One aspect of an agricultural lifestyle I appreciate best is how there is always a place for grandparents on a farm. As they grow in years they are recognized for their true value: wisdom that comes from living a full life. Family and friends do not comment, “Oh, that’s just old Grandpa talking. Don’t pay attention to him. This is the way things are now.” They understand the value of learning from our elders and want them near. And if Grandma has strength to do nothing more than shell peas, her efforts are recognized as contribution. Every member of family is valuable, and family remains part of the land they’ve tended and that has fed them.
In June 2013, just weeks after my parents’ 64th Wedding Anniversary, my father died unexpectedly after a short illness. My mother valiantly tried to live alone for the first time in her 83 years. It was painful to watch her put on a happy face, smiling through sad eyes. One day she couldn’t open a jar and burst into tears when the reality of her helpmate being permanently gone choked her. I was sad to be able to do little for her once I returned home after Dad’s death.

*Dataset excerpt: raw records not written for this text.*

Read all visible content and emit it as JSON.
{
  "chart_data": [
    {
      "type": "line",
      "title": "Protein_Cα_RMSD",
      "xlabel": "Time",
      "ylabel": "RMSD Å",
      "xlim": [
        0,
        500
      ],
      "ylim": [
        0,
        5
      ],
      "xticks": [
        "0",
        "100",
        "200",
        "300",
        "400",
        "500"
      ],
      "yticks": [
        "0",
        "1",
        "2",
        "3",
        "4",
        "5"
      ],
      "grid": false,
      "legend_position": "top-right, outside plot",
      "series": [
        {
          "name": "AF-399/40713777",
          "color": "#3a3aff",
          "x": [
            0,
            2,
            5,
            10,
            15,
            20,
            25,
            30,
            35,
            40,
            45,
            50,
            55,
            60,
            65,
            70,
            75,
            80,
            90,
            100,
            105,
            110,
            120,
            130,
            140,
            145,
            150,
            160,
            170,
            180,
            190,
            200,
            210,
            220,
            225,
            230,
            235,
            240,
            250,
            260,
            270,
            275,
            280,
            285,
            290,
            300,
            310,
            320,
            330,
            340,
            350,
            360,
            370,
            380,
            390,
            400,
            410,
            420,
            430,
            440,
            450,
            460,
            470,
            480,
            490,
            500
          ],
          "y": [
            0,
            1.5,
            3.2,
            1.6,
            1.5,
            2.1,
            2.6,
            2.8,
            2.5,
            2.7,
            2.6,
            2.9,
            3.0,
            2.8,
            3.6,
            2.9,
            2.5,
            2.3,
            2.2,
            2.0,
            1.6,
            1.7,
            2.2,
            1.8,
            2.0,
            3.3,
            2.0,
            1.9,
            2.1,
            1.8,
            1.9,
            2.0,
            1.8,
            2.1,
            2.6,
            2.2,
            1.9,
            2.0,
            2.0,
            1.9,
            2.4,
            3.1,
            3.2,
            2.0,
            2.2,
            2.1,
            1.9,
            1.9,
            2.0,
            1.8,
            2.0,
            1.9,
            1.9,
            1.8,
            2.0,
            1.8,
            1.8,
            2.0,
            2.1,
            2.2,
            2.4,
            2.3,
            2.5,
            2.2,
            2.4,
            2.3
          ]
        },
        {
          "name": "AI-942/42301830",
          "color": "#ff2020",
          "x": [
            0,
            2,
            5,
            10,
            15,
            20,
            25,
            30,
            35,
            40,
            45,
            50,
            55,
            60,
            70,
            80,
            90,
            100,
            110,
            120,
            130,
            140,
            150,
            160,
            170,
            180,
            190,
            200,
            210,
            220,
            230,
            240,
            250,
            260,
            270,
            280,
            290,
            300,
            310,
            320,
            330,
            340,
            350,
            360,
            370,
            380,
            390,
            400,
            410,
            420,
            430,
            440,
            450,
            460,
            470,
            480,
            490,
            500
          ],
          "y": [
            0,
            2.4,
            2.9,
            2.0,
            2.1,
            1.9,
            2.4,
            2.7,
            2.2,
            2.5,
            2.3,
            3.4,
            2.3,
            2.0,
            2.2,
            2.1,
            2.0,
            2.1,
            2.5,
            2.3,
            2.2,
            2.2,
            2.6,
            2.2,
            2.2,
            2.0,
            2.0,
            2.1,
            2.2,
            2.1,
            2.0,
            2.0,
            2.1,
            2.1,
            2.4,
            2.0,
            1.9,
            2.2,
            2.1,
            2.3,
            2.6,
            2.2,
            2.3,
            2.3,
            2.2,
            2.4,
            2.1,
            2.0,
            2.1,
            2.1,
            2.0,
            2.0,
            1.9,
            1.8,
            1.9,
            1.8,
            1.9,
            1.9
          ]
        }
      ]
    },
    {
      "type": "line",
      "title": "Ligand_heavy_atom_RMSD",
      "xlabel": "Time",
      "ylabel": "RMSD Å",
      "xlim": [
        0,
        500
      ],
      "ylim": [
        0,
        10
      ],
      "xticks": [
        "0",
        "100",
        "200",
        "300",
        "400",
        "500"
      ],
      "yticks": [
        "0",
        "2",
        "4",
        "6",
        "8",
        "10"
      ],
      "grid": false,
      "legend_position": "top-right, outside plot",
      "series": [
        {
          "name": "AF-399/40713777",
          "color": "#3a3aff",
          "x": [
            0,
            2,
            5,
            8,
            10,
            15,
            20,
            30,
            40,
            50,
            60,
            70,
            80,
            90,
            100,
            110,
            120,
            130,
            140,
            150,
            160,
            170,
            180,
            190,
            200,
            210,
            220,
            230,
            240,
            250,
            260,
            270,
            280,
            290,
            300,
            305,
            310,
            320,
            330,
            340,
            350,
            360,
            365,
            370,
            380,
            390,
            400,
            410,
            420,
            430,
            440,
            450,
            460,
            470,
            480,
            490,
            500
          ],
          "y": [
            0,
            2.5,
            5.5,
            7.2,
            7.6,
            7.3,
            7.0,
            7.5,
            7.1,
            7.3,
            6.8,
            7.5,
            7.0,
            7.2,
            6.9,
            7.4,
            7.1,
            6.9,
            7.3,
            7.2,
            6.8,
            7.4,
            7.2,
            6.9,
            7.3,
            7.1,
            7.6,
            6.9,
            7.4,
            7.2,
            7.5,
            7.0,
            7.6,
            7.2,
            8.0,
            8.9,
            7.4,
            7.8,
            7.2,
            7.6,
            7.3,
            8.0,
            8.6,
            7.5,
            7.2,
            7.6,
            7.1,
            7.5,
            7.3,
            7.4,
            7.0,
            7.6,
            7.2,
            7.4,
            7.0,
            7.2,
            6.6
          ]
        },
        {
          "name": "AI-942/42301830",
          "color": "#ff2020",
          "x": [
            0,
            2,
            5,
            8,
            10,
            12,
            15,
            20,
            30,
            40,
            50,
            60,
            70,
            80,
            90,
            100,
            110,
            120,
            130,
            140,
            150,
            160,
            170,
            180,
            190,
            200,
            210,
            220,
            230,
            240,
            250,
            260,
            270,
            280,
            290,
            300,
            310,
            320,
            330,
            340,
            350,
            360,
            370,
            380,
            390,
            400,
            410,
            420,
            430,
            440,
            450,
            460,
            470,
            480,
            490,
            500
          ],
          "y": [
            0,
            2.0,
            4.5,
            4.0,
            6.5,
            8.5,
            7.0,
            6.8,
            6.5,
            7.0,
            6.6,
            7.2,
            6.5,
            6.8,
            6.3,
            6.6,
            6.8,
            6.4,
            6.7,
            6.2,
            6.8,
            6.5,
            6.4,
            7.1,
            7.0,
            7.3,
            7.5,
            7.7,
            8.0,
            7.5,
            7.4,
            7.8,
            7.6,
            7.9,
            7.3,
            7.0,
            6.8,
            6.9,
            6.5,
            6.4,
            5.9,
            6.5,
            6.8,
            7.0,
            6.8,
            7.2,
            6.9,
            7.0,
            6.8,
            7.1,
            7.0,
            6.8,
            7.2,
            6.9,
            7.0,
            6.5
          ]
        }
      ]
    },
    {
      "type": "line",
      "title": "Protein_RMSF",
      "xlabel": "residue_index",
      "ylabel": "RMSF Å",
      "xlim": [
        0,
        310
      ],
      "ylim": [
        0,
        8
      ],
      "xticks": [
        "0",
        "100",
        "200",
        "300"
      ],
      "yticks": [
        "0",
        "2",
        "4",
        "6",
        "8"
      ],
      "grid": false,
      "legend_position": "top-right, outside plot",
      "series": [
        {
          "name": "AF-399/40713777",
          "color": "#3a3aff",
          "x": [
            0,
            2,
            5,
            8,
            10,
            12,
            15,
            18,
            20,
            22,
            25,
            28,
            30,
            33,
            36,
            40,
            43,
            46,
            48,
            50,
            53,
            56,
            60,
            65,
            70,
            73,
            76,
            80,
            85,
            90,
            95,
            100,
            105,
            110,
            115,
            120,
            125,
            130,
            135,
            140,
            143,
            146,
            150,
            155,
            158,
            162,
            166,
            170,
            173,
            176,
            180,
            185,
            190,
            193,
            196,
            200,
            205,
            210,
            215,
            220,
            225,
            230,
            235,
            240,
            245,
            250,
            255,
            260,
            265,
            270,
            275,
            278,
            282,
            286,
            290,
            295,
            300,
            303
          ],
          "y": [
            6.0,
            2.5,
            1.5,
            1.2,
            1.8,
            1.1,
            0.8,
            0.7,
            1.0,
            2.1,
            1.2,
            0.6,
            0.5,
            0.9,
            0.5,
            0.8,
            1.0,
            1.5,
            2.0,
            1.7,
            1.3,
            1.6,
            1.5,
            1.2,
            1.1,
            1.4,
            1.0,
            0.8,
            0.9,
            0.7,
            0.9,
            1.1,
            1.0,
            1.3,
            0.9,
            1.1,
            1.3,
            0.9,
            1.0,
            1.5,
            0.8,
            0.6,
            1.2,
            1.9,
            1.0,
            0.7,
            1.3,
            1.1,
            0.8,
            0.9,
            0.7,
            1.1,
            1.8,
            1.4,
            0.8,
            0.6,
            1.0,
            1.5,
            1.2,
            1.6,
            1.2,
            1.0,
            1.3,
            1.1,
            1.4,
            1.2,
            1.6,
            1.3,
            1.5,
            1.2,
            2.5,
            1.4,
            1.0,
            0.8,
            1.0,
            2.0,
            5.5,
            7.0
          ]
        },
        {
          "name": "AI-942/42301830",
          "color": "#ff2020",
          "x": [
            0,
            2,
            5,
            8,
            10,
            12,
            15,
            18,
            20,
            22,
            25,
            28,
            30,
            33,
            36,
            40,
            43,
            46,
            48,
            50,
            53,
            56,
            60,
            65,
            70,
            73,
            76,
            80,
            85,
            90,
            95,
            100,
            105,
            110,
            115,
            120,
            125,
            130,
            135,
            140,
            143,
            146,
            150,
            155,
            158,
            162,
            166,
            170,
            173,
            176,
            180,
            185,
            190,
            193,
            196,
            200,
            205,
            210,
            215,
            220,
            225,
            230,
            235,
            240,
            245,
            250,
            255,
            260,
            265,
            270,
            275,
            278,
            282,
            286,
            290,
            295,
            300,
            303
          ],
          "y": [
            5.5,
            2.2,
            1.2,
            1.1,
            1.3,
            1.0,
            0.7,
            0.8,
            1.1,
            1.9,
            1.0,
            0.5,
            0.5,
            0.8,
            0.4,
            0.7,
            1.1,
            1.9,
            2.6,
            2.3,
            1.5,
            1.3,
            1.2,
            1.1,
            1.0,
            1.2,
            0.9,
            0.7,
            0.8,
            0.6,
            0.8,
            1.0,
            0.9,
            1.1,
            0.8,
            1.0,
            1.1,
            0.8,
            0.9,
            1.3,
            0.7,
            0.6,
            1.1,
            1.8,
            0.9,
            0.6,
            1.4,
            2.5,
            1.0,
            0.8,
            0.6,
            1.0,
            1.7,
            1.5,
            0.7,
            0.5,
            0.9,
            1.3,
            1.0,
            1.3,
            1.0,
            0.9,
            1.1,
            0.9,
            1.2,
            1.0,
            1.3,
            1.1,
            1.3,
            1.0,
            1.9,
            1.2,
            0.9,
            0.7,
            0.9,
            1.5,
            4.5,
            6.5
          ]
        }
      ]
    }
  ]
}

Ed and I really wanted her to move in with us. But the 2,000 mile expanse between Kansas City and her lifelong friends and relatives was too daunting for her to imagine. Four months after Dad left us, her heart began to, literally, break. She experienced congestive heart failure for the first time and the need for a heart valve replacement was suddenly immediate. Her body recovered well from surgery but not her spirit; depression overwhelmed her. Though she never specified reasons, who couldn’t know that the deep sadness of losing her husband was compounded by the prospect of leaving the hospital to live alone or, worse, move into a care facility?
Mommy was a giver and a forgiver and a woman of strong faith. But she still lacked self-confidence. The need was great for daily contact with the people who loved and knew her well. Two years earlier, my parents had moved 600 miles from our family home of 57 years and the church that was family for over 50 of those years. No one in her new town could share their home with her. Now she was more lonely than ever. On December 31st ,she gave up and joined Daddy.
Of course there are situations when it would be, literally, dangerous for grandma or grandpa to live at home. But our society’s norm is now to send away the elderly from their home with the family they raised, whether or not it’s dangerous. I’m convinced that is not God’s perfect plan and my hearts breaks. I am a fish out of water.